Saam Morshed, M.D., MPH, conducted a study to explore the epidemiology of upper extremity amputation using secondary data analysis from the 2009-2012 National Trauma databank. Morshed is an orthopedic trauma surgeon and director of the Clinical Research Center at the University of California-San Francisco/San Francisco General Hospital Orthopaedic Trauma Institute. His clinical practice is focused on skeletal trauma, surgery of the pelvis and acetabulum, and problem fractures including mal-unions and non-unions.
The study data included 1,386 patients from 900 trauma centers around the United States, who underwent major upper extremity amputation following trauma. Researchers used multivariate regression models to identify predictors of adverse surgical complications, rate of reoperation and length of hospitalization.
Overall, 18 percent of the patients studied had surgical complications post-amputation and nearly 30 percent of patients underwent reoperation. Compartment syndrome and neurovascular disease were the major factors for reoperation. Pneumonia was also a major factor, as 5.52 percent of patients had pneumonia-related complications. About 3 percent of patients experienced complications due to acute kidney injury and 2.86 percent of patients had acute lung injury or respiratory distress syndrome-related complications.

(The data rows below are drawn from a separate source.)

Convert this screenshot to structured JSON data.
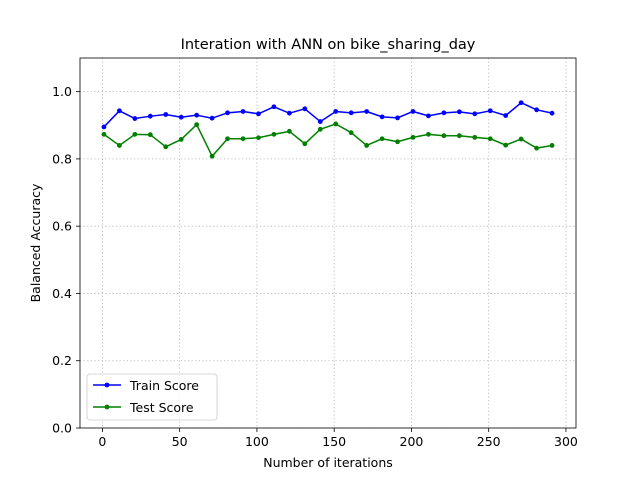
{
  "chart_data": {
    "type": "line",
    "title": "Interation with ANN on bike_sharing_day",
    "xlabel": "Number of iterations",
    "ylabel": "Balanced Accuracy",
    "xlim": [
      -14.5,
      306.5
    ],
    "ylim": [
      0.0,
      1.1
    ],
    "xticks": [
      0,
      50,
      100,
      150,
      200,
      250,
      300
    ],
    "yticks": [
      0.0,
      0.2,
      0.4,
      0.6,
      0.8,
      1.0
    ],
    "xtick_labels": [
      "0",
      "50",
      "100",
      "150",
      "200",
      "250",
      "300"
    ],
    "ytick_labels": [
      "0.0",
      "0.2",
      "0.4",
      "0.6",
      "0.8",
      "1.0"
    ],
    "grid": true,
    "legend_position": "lower-left",
    "x": [
      1,
      11,
      21,
      31,
      41,
      51,
      61,
      71,
      81,
      91,
      101,
      111,
      121,
      131,
      141,
      151,
      161,
      171,
      181,
      191,
      201,
      211,
      221,
      231,
      241,
      251,
      261,
      271,
      281,
      291
    ],
    "series": [
      {
        "name": "Train Score",
        "color": "#0000ff",
        "values": [
          0.895,
          0.943,
          0.92,
          0.927,
          0.932,
          0.924,
          0.93,
          0.921,
          0.937,
          0.941,
          0.934,
          0.955,
          0.936,
          0.949,
          0.911,
          0.941,
          0.937,
          0.941,
          0.925,
          0.922,
          0.941,
          0.928,
          0.937,
          0.94,
          0.934,
          0.943,
          0.929,
          0.967,
          0.946,
          0.936
        ]
      },
      {
        "name": "Test Score",
        "color": "#008000",
        "values": [
          0.873,
          0.84,
          0.873,
          0.872,
          0.836,
          0.858,
          0.902,
          0.808,
          0.86,
          0.86,
          0.863,
          0.873,
          0.882,
          0.845,
          0.888,
          0.904,
          0.878,
          0.84,
          0.86,
          0.851,
          0.864,
          0.873,
          0.869,
          0.869,
          0.864,
          0.86,
          0.841,
          0.859,
          0.832,
          0.84
        ]
      }
    ]
  }
}
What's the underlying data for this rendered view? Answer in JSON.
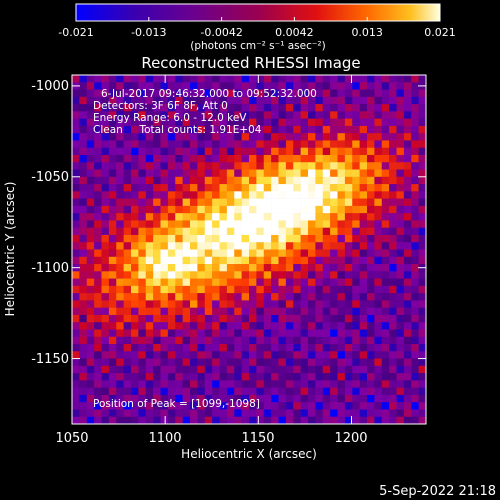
{
  "colorbar": {
    "ticks": [
      "-0.021",
      "-0.013",
      "-0.0042",
      "0.0042",
      "0.013",
      "0.021"
    ],
    "unit_label": "(photons cm⁻² s⁻¹ asec⁻²)",
    "range": [
      -0.021,
      0.021
    ]
  },
  "chart_data": {
    "type": "heatmap",
    "title": "Reconstructed RHESSI Image",
    "xlabel": "Heliocentric X (arcsec)",
    "ylabel": "Heliocentric Y (arcsec)",
    "xlim": [
      1050,
      1240
    ],
    "ylim": [
      -1186,
      -994
    ],
    "xticks": [
      "1050",
      "1100",
      "1150",
      "1200"
    ],
    "yticks": [
      "-1000",
      "-1050",
      "-1100",
      "-1150"
    ],
    "xtick_values": [
      1050,
      1100,
      1150,
      1200
    ],
    "ytick_values": [
      -1000,
      -1050,
      -1100,
      -1150
    ],
    "peak": [
      1099,
      -1098
    ],
    "colormap": [
      "#0000ff",
      "#4b0082",
      "#7b00a8",
      "#c8002a",
      "#ff4000",
      "#ff9800",
      "#ffe040",
      "#ffffff"
    ],
    "annotations": [
      "6-Jul-2017 09:46:32.000 to 09:52:32.000",
      "Detectors: 3F 6F 8F, Att 0",
      "Energy Range: 6.0 - 12.0 keV",
      "Clean     Total counts: 1.91E+04",
      "Position of Peak = [1099,-1098]"
    ]
  },
  "footer": {
    "timestamp": "5-Sep-2022 21:18"
  }
}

Thrombophlebitis, severe sepsis, infection and ulceration were among the other predictors of surgical complications, as well as osteomyelitis, pulmonary embolism, graft, prosthesis and flap failure.
“Extremity trauma is becoming increasingly frequent and important,” Morshed said. “Given our most recent decade of war, more than half of wounded services members evacuated from the Middle East have extremity injuries.”
The research provides a baseline for further work, he said. Future initiatives include exploring hospital teaching status, geographic region and association with outcomes.